AĞABEY YUSUF YAZICIOĞLU BİR KONUŞMA YAPTI

Saat 11.30’da Genel Başkan Yalçın Topçu’nun kurultay alanına gelmesiyle başlayan anma programı, saygı duruşunda bulunularak İstiklal Marşı’nın okunması ve Kur’an-ı Kerim tilavetinde bulunulup dualar edilmesiyle devam etti. Göz yaşlarının sel olup aktığı anma kurultayının açılış konuşmasını Merhum Muhsin Yazıcıoğlu’nun ağabeyi Yusuf Yazıcıoğlu yaptı.Yazıcıoğlu, “Sizleri burada görmekten mutluluk duydum. Allah hepinizden razı olsun. Ben size başka da bir şey demiyorum. Hepinizin yolu açık olsun” dedi.

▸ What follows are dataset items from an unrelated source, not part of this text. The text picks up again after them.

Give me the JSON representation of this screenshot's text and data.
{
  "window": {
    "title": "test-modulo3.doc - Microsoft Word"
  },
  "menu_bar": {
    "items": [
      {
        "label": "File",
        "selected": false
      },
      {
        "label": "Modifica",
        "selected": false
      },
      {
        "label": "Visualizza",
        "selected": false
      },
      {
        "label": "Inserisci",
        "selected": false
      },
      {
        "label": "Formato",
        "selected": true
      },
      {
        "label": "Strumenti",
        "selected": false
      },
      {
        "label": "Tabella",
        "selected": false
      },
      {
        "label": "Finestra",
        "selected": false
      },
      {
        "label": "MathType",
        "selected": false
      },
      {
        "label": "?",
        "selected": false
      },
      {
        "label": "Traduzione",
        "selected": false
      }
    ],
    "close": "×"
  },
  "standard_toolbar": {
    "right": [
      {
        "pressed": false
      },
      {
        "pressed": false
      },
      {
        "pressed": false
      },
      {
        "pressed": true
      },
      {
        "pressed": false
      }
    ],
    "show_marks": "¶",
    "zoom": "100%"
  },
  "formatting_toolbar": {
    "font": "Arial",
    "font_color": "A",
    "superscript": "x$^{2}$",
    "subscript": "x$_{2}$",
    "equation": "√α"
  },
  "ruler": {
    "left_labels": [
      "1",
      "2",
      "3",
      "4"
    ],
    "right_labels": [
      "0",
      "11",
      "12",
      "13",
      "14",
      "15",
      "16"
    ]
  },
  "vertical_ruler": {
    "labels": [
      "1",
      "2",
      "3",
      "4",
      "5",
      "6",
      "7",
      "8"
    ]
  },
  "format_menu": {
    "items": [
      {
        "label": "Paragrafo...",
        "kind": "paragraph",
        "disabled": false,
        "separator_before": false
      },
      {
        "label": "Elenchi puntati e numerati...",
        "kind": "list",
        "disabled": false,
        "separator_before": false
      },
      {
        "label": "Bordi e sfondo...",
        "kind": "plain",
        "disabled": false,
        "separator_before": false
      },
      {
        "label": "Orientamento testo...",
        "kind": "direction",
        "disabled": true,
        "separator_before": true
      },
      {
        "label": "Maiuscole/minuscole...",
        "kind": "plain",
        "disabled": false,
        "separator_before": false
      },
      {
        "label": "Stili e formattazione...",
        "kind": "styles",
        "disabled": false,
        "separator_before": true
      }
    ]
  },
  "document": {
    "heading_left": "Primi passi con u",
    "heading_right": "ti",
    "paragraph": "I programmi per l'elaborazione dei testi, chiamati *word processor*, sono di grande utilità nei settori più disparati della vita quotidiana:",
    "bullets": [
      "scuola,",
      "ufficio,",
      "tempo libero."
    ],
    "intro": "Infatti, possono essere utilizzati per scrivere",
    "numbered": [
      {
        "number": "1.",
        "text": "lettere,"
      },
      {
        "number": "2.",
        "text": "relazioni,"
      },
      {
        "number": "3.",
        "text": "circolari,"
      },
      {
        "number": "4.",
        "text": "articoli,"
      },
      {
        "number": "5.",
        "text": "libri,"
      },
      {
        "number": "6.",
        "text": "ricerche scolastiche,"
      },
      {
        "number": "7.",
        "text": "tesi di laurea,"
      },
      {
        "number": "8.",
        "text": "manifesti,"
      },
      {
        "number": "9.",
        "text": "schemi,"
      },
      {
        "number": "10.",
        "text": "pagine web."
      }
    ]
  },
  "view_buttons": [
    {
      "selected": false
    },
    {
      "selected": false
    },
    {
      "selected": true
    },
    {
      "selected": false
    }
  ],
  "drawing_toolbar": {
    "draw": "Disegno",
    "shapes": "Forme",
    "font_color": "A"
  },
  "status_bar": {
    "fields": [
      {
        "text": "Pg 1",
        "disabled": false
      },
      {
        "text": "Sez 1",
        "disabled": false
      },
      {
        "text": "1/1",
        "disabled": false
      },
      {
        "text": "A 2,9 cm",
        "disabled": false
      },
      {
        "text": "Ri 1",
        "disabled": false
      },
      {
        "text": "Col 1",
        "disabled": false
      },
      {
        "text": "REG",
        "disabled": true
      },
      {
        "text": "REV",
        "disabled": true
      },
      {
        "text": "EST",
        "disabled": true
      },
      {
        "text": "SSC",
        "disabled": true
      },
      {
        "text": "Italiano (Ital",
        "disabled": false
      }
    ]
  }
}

Alperen Ocakları Genel Başkanı Abdullah Gürgür ve Sivas Belediye Başkanı Doğan Ürgüp’ün konuşmasının ardından kürsüye gelen BBP genel Başkanı Yalçın Topçu, oldukça sert bir konuşma yaptı. Başbakana ağır eleştirilerde bulunan Topçu, kazanın üzerinden 4,5 ay gibi bir süre geçmesine rağmen karanlıktaki konuların hâlâ aydınlatılamadığını ve sorumlular hakkında bugüne kadar herhangi bir işlem yapılmadığını öne sürdü.

Topçu; “Siz ancak Atlantik ötesinden aldığınız emirle 40 bin kişinin katilinin elini sıkarsınız. Bizler ise bu işin peşini bırakmayarak merhum liderimizin hukuku üzerinden milletimizin geleceğini arama adına burada toplanarak haykırıyoruz ve bu işin peşini bırakmayacağımıza hep birlikte ant içiyoruz” ifadelerini kullandı.

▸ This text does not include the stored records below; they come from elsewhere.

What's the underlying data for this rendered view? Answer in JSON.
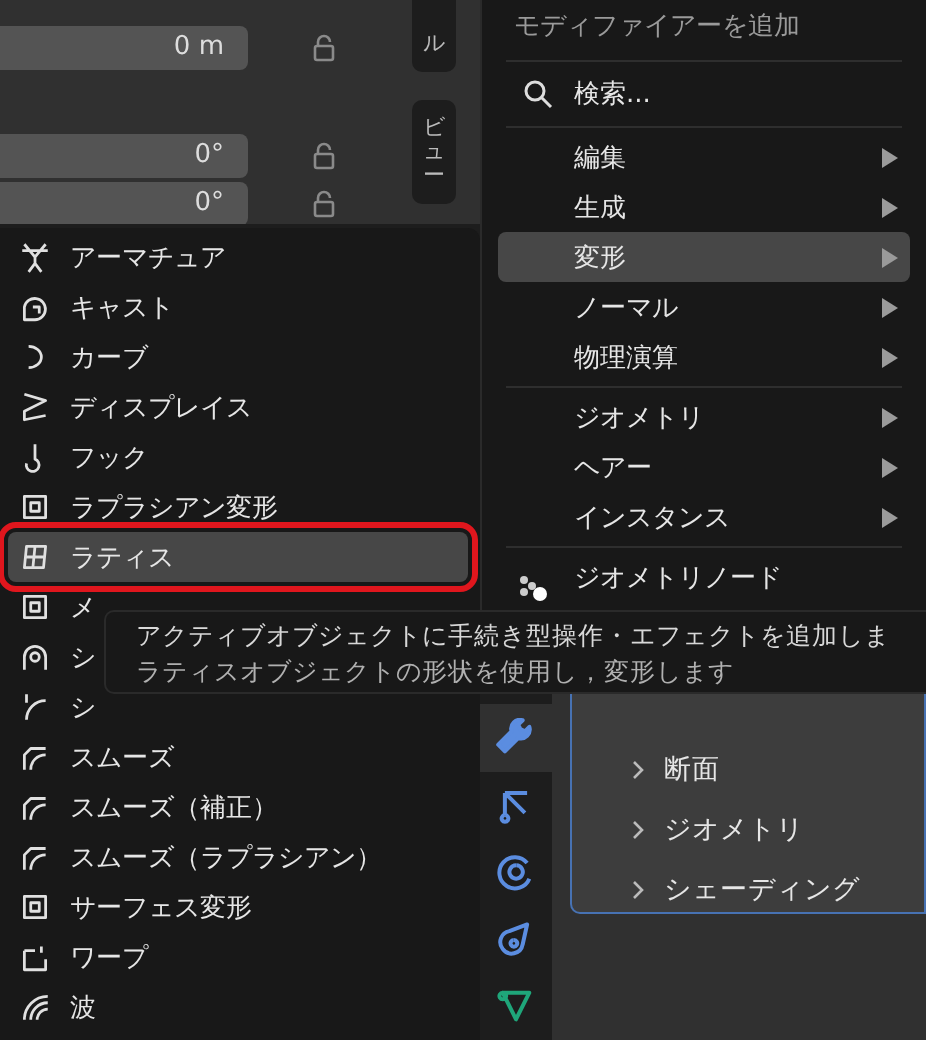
{
  "properties": {
    "rows": [
      {
        "value": "0 m"
      },
      {
        "value": "0°"
      },
      {
        "value": "0°"
      }
    ]
  },
  "sidebar_tabs": [
    {
      "label": "ル"
    },
    {
      "label": "ビュー"
    }
  ],
  "add_modifier_menu": {
    "title": "モディファイアーを追加",
    "search": {
      "placeholder": "検索..."
    },
    "groups": [
      {
        "items": [
          {
            "label": "編集",
            "selected": false,
            "submenu": true
          },
          {
            "label": "生成",
            "selected": false,
            "submenu": true
          },
          {
            "label": "変形",
            "selected": true,
            "submenu": true
          },
          {
            "label": "ノーマル",
            "selected": false,
            "submenu": true
          },
          {
            "label": "物理演算",
            "selected": false,
            "submenu": true
          }
        ]
      },
      {
        "items": [
          {
            "label": "ジオメトリ",
            "selected": false,
            "submenu": true
          },
          {
            "label": "ヘアー",
            "selected": false,
            "submenu": true
          },
          {
            "label": "インスタンス",
            "selected": false,
            "submenu": true
          }
        ]
      },
      {
        "items": [
          {
            "label": "ジオメトリノード",
            "selected": false,
            "submenu": false
          }
        ]
      }
    ]
  },
  "deform_menu": {
    "items": [
      {
        "label": "アーマチュア",
        "selected": false,
        "outlined": false
      },
      {
        "label": "キャスト",
        "selected": false,
        "outlined": false
      },
      {
        "label": "カーブ",
        "selected": false,
        "outlined": false
      },
      {
        "label": "ディスプレイス",
        "selected": false,
        "outlined": false
      },
      {
        "label": "フック",
        "selected": false,
        "outlined": false
      },
      {
        "label": "ラプラシアン変形",
        "selected": false,
        "outlined": false
      },
      {
        "label": "ラティス",
        "selected": true,
        "outlined": true
      },
      {
        "label": "メ",
        "selected": false,
        "outlined": false
      },
      {
        "label": "シ",
        "selected": false,
        "outlined": false
      },
      {
        "label": "シ",
        "selected": false,
        "outlined": false
      },
      {
        "label": "スムーズ",
        "selected": false,
        "outlined": false
      },
      {
        "label": "スムーズ（補正）",
        "selected": false,
        "outlined": false
      },
      {
        "label": "スムーズ（ラプラシアン）",
        "selected": false,
        "outlined": false
      },
      {
        "label": "サーフェス変形",
        "selected": false,
        "outlined": false
      },
      {
        "label": "ワープ",
        "selected": false,
        "outlined": false
      },
      {
        "label": "波",
        "selected": false,
        "outlined": false
      }
    ]
  },
  "tooltip": {
    "lines": [
      "アクティブオブジェクトに手続き型操作・エフェクトを追加しま",
      "ラティスオブジェクトの形状を使用し，変形します"
    ]
  },
  "properties_tabs": [
    {
      "selected": true
    },
    {
      "selected": false
    },
    {
      "selected": false
    },
    {
      "selected": false
    },
    {
      "selected": false
    }
  ],
  "panel": {
    "sections": [
      {
        "label": "断面",
        "expanded": false
      },
      {
        "label": "ジオメトリ",
        "expanded": false
      },
      {
        "label": "シェーディング",
        "expanded": false
      }
    ]
  }
}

GENEL BAŞKAN YALÇIN TOPÇU ÇOK AĞIR KONUŞTU

Kazanın ardından özellikle hükümetin ve arama-kurtarma çalışmalarından tatminkâr olmadıklarını belirten Topçu, Başbakan Erdoğan’a yönelik olarak; “Ne sorumlulardan hesap sorudun, ne de millete hesap verdin. Madem helikopter kalktıktan yarım saat sonra göz gözü görmeyecek şekilde tufan kopacaksa neden bu helikopterin uçmasına izin verdiniz. Şunu asla unutmayın ve Muhsin Yazıcıoğlu’nun kadrolarını başkalarıyla karıştırmayın. Bu olay aydınlatılmadıkça millet rahat etmeyecek ve bizde hukukla yakanızdayız” diye konuştu.

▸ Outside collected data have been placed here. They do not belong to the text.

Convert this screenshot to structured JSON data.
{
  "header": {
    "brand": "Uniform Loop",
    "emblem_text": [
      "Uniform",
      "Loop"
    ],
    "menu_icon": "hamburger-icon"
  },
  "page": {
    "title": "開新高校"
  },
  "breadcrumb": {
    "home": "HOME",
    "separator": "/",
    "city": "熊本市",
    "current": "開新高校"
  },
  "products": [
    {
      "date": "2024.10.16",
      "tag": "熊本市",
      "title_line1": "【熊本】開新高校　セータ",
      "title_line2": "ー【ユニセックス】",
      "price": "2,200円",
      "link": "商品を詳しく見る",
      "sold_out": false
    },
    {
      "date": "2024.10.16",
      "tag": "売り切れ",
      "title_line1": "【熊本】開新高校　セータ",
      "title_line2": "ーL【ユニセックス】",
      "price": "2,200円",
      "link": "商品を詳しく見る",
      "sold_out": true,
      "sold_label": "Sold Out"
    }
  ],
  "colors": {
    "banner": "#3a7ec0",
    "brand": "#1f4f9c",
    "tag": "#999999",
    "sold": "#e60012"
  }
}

Konuşmasında kimi zaman gözyaşlarını tutamayan ve sık sık önünde bulunan kürsüyü yumruklayan Topçu, sözlerini şöyle sürdürdü: “Mahşeri vicdan önünde açık olan bu dosya kapanmadı ve kapatamadınız. Neden biliyor musunuz? İyi dinle burayı sayın başbakan, diyor ki mahşeri vicdan “Muhsin Yazıcıoğlu var ya ayırana karşıydı, kayırana karşıydı, soyana karşıydı, soydurana karşıydı, satana karşıydı, sattırana karşıydı, bölene ve böldürene karşıydı.” İşte onun için tabiî ki birileri de bu işleri yapanlarda bunun gereğini yaptılar. Ne diyorsun sayın başbakan. Ne diyorsun milletin vicdanındaki bu sese.. Muhsin Yazıcıoğlu’nun şehadetini ne adam gibi sordun, ne adam gibi sorguladın. Onun için millet seni altına bıraktı.”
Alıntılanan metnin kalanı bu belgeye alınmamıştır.